Doch bald ist's vorbei mit der Plastik-Idylle: Der Unternehmer Takahana - Chef eines gigantischen Konsortiums, das wohl mehr Umsatz macht als der japanische Finanzminister in seinem Etat verbuchen kann - schickt das Gummibärchen auf die weite Reise nach "Frankufuroto". In der Hessen-Metropole soll Hamada 10 Millionen Dollar abliefern, angeblich Lösegeld für das entführte Kind eines in Deutschland lebenden Konzernmanagers.

In Frankufuroto entwickeln sich die Dinge schlimmer, als es sich die Spürnase in seinen quälendsten Träumen hätte vorstellen können: Unser Held wird mit sorgsam zubereiteten Sushi betäubt, und erwacht in einem Park neben der Führungskraft, für die er das Lösegeld aus Japan rübergeschafft hatte. Der Manager ist ziemlich tot, wie Hamada Ken blitzgescheit folgert, denn ihm fehlt der Kopf.

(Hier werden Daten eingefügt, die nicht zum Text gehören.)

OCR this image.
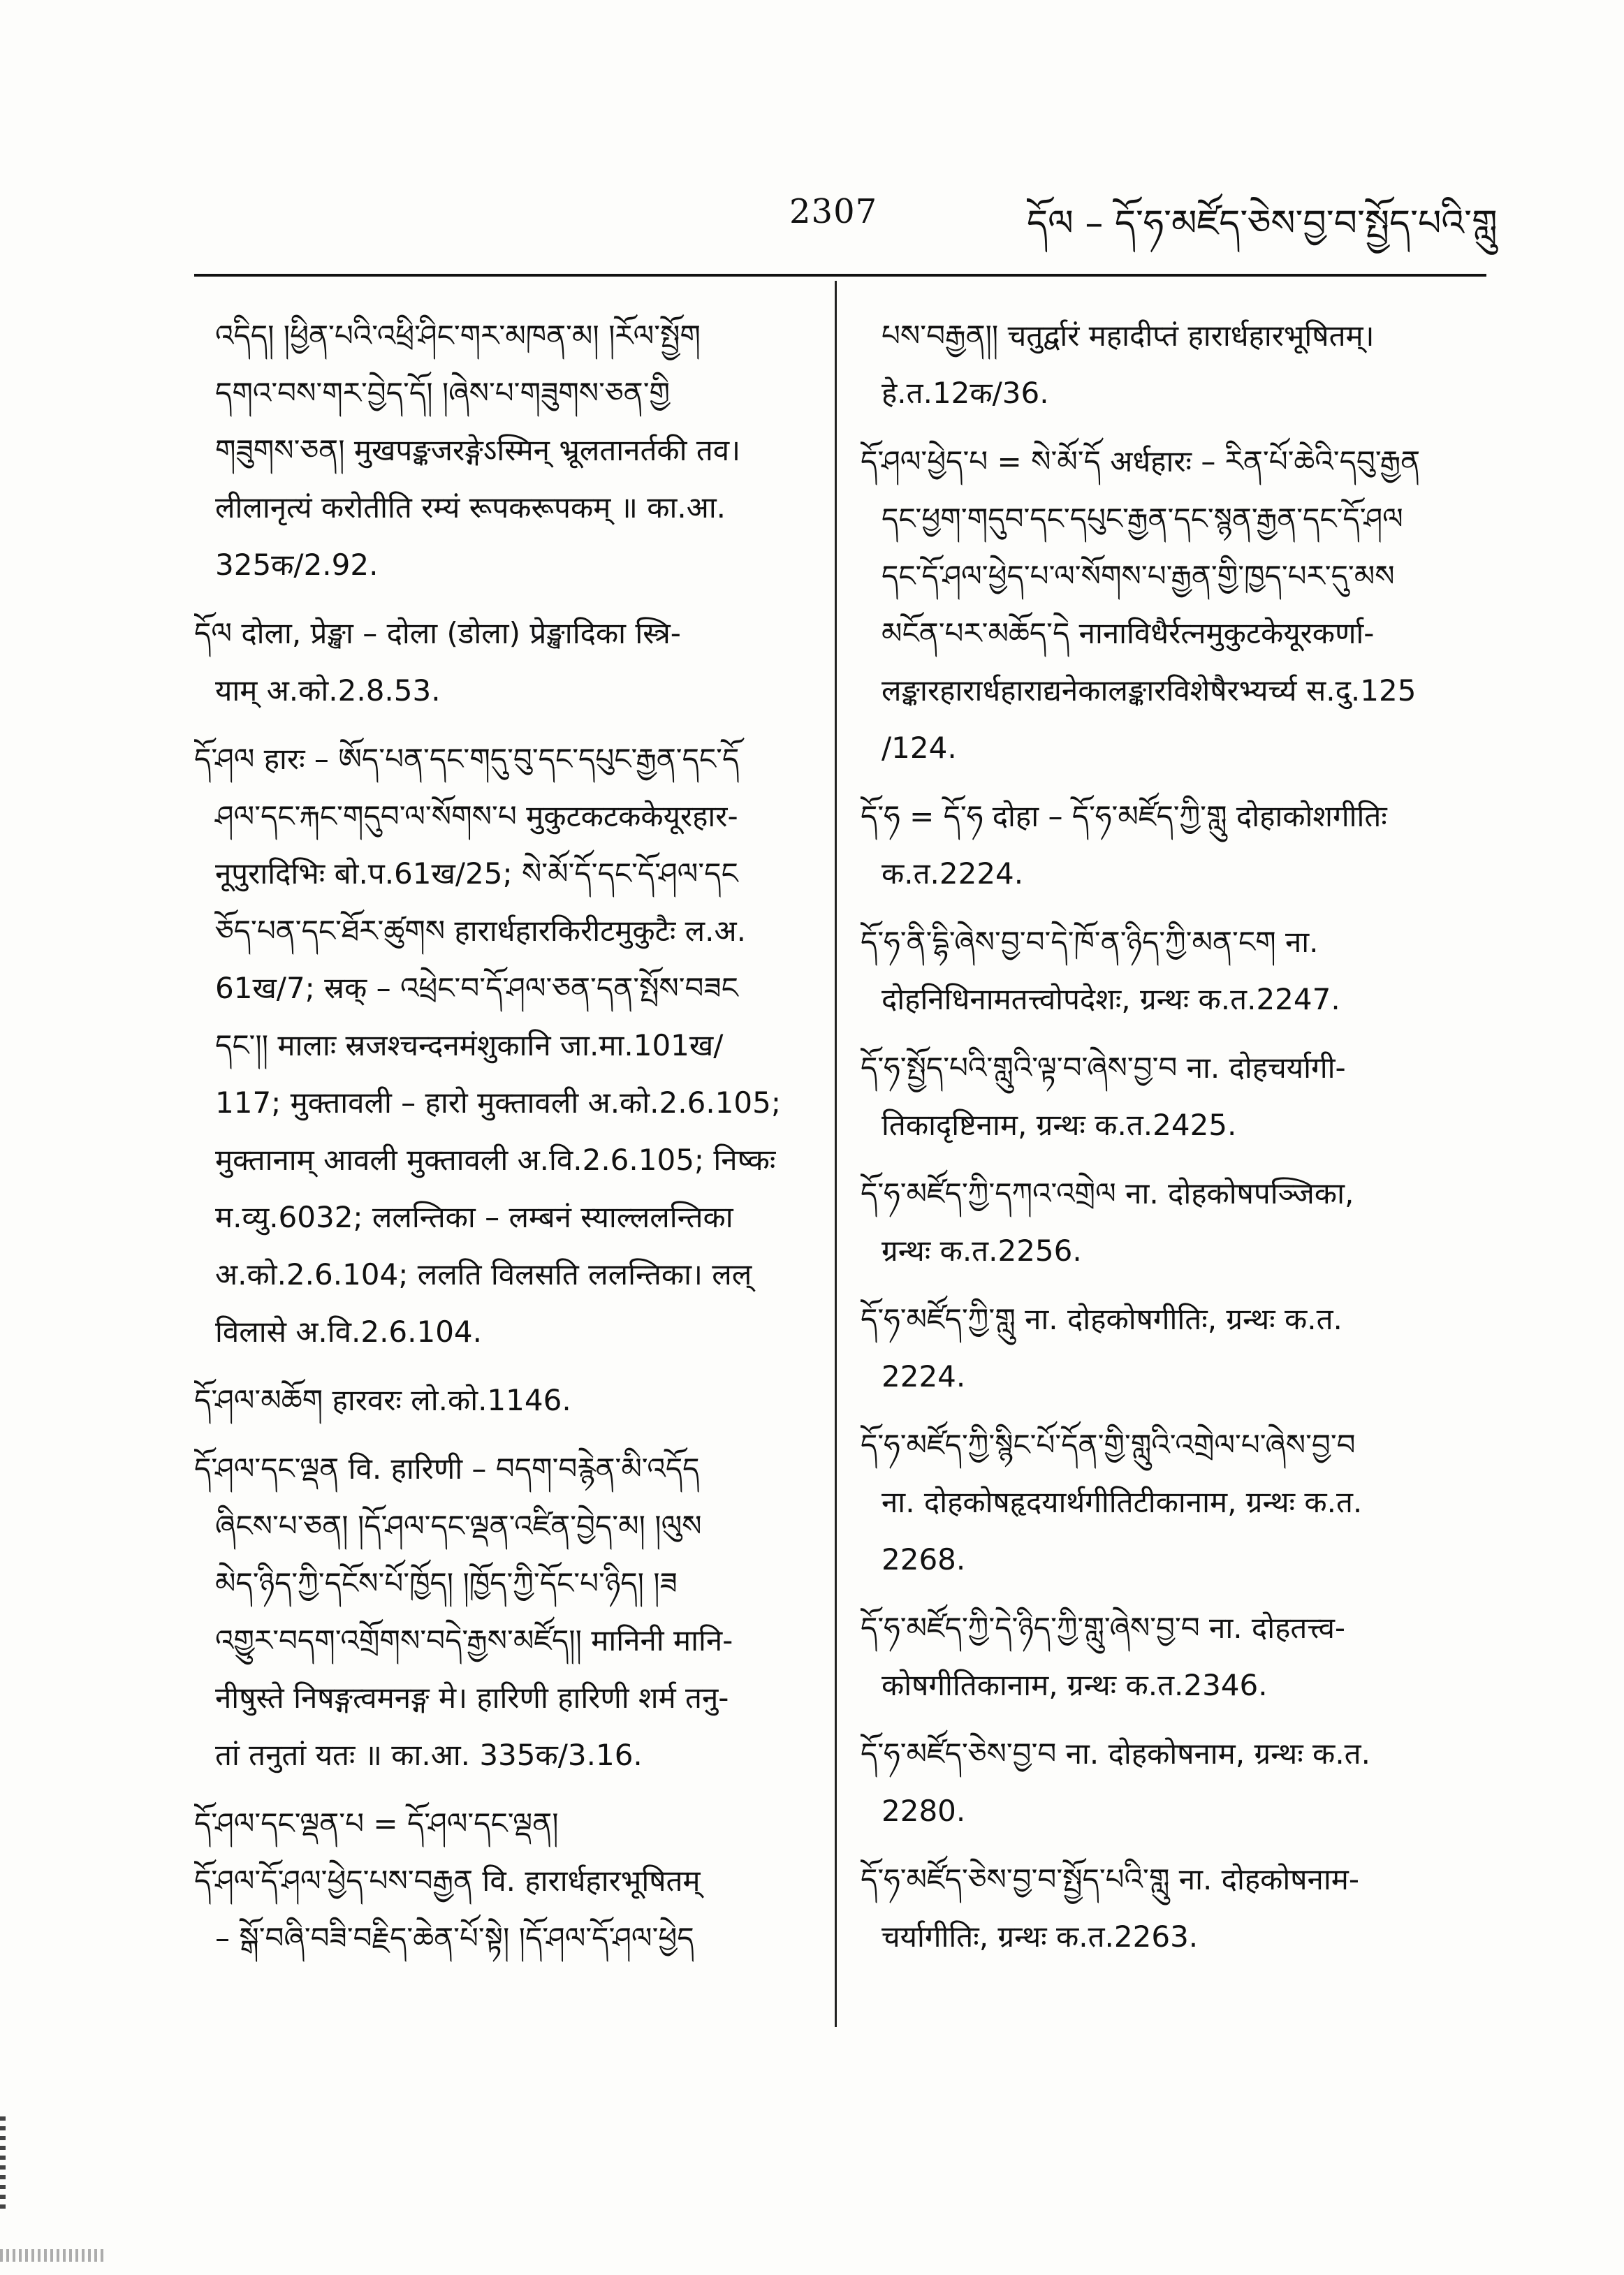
2307	དོལ – དོ་ཧ་མཛོད་ཅེས་བྱ་བ་སྤྱོད་པའི་གླུ

འདིད། །ཕྱིན་པའི་འཕྲི་ཤིང་གར་མཁན་མ། །རོལ་སྤྱོག

དགའ་བས་གར་བྱེད་དོ། །ཞེས་པ་གཟུགས་ཅན་གྱི

གཟུགས་ཅན། मुखपङ्कजरङ्गेऽस्मिन् भ्रूलतानर्तकी तव।

लीलानृत्यं करोतीति रम्यं रूपकरूपकम् ॥ का.आ.

325क/2.92.

དོལ दोला, प्रेङ्खा – दोला (डोला) प्रेङ्खादिका स्त्रि-

याम् अ.को.2.8.53.

དོ་ཤལ हारः – ཨོད་པན་དང་གདུ་བུ་དང་དཔུང་རྒྱན་དང་དོ

ཤལ་དང་རྐང་གདུབ་ལ་སོགས་པ मुकुटकटककेयूरहार-

नूपुरादिभिः बो.प.61ख/25; སེ་མོ་དོ་དང་དོ་ཤལ་དང

ཅོད་པན་དང་ཐོར་ཚུགས हारार्धहारकिरीटमुकुटैः ल.अ.

61ख/7; स्रक् – འཕྲེང་བ་དོ་ཤལ་ཅན་དན་སྤོས་བཟང

དང་།། मालाः स्रजश्चन्दनमंशुकानि जा.मा.101ख/

117; मुक्तावली – हारो मुक्तावली अ.को.2.6.105;

मुक्तानाम् आवली मुक्तावली अ.वि.2.6.105; निष्कः

म.व्यु.6032; ललन्तिका – लम्बनं स्याल्ललन्तिका

अ.को.2.6.104; ललति विलसति ललन्तिका। लल्

विलासे अ.वि.2.6.104.

དོ་ཤལ་མཆོག हारवरः लो.को.1146.

དོ་ཤལ་དང་ལྡན वि. हारिणी – བདག་བརྙེན་མི་འདོད

ཞིངས་པ་ཅན། །དོ་ཤལ་དང་ལྡན་འཛིན་བྱེད་མ། །ལུས

མེད་ཉིད་ཀྱི་དངོས་པོ་ཁྱོད། །ཁྱོད་ཀྱི་དོང་པ་ཉིད། །ཟ

འགྱུར་བདག་འགྲོགས་བདེ་རྒྱས་མཛོད།། मानिनी मानि-

नीषुस्ते निषङ्गत्वमनङ्ग मे। हारिणी हारिणी शर्म तनु-

तां तनुतां यतः ॥ का.आ. 335क/3.16.

དོ་ཤལ་དང་ལྡན་པ = དོ་ཤལ་དང་ལྡན།

དོ་ཤལ་དོ་ཤལ་ཕྱེད་པས་བརྒྱན वि. हारार्धहारभूषितम्

– སྒོ་བཞི་བཟི་བརྗིད་ཆེན་པོ་སྟེ། །དོ་ཤལ་དོ་ཤལ་ཕྱེད

པས་བརྒྱན།། चतुर्द्वारं महादीप्तं हारार्धहारभूषितम्।

हे.त.12क/36.

དོ་ཤལ་ཕྱེད་པ = སེ་མོ་དོ अर्धहारः – རིན་པོ་ཆེའི་དབུ་རྒྱན

དང་ཕྱག་གདུབ་དང་དཔུང་རྒྱན་དང་སྙན་རྒྱན་དང་དོ་ཤལ

དང་དོ་ཤལ་ཕྱེད་པ་ལ་སོགས་པ་རྒྱན་གྱི་ཁྱད་པར་དུ་མས

མངོན་པར་མཆོད་དེ नानाविधैर्रत्नमुकुटकेयूरकर्णा-

लङ्कारहारार्धहाराद्यनेकालङ्कारविशेषैरभ्यर्च्य स.दु.125

/124.

དོ་ཧ = དོ་ཧ दोहा – དོ་ཧ་མཛོད་ཀྱི་གླུ दोहाकोशगीतिः

क.त.2224.

དོ་ཧ་ནི་དྷི་ཞེས་བྱ་བ་དེ་ཁོ་ན་ཉིད་ཀྱི་མན་ངག ना.

दोहनिधिनामतत्त्वोपदेशः, ग्रन्थः क.त.2247.

དོ་ཧ་སྤྱོད་པའི་གླུའི་ལྟ་བ་ཞེས་བྱ་བ ना. दोहचर्यागी-

तिकादृष्टिनाम, ग्रन्थः क.त.2425.

དོ་ཧ་མཛོད་ཀྱི་དཀའ་འགྲེལ ना. दोहकोषपञ्जिका,

ग्रन्थः क.त.2256.

དོ་ཧ་མཛོད་ཀྱི་གླུ ना. दोहकोषगीतिः, ग्रन्थः क.त.

2224.

དོ་ཧ་མཛོད་ཀྱི་སྙིང་པོ་དོན་གྱི་གླུའི་འགྲེལ་པ་ཞེས་བྱ་བ

ना. दोहकोषहृदयार्थगीतिटीकानाम, ग्रन्थः क.त.

2268.

དོ་ཧ་མཛོད་ཀྱི་དེ་ཉིད་ཀྱི་གླུ་ཞེས་བྱ་བ ना. दोहतत्त्व-

कोषगीतिकानाम, ग्रन्थः क.त.2346.

དོ་ཧ་མཛོད་ཅེས་བྱ་བ ना. दोहकोषनाम, ग्रन्थः क.त.

2280.

དོ་ཧ་མཛོད་ཅེས་བྱ་བ་སྤྱོད་པའི་གླུ ना. दोहकोषनाम-

चर्यागीतिः, ग्रन्थः क.त.2263.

Als Top-Verdächtiger gelangt Hamada Ken zu einer gewissen Popularität - mit den wohl peinlichsten Fahndungsfotos der Geschichte schafft er es sogar zur unangefochtenen Nummer eins im japanischen Frühstücksfernsehen. Doch dem Star fehlt die Zeit, um seinen Ruhm auszukosten: Hamada wird von der deutschen Polizei und einem Ninja-Killer gejagt, der ihm immer wieder kopflose Leichen auf den Fluchtweg legt. Mit Hilfe seiner Ex-Geliebten Susanne gelingt ihm die Rückkehr nach Japan, wo er schließlich erkennen muss, aus welch ekliger Quelle der unsagbare Reichtum mancher Menschen sprudelt.

»Tote mögen keine Sushi« heisst das gelungene Krimi-Debüt des Fernsehjournalisten Gert Anhalt, der seit Jahren als Korrespondent in Asien lebt. Mit scharfem Blick, mit Humor und Feingefühl schaut Anhalt sowohl auf die deutsche als auch auf die japanische Kultur und zeigt dabei ein feines Händchen für nette Situationskomik. Die Story hat gutes Tempo und überzeugt mit vielen Überraschungen. Am Schluss aber, wenn er das Mordkomplott mit japanischen Kriegsverbrechen in der Mongolei in Verbindung bringt, verpasst Anhalt seinem Buch einen bitter-ernsten Hintergrund, der nicht recht zum heiteren Ton des Werkes passt.

Eine Frage lässt Gert Anhalt offen: Wenn in der japanischen Sprache der Ausdruck "gefeuert werden" die wörtliche Übersetzung von "geköpft werden" ist, heißen dann auch Arbeitslose...? - Ach, lassen wir das.

Gert Anhalt: Tote mögen keine Sushi. Roman. Originalausgabe. München: Droemer Knaur, 2002, 296 S., 8.90 Euro (D)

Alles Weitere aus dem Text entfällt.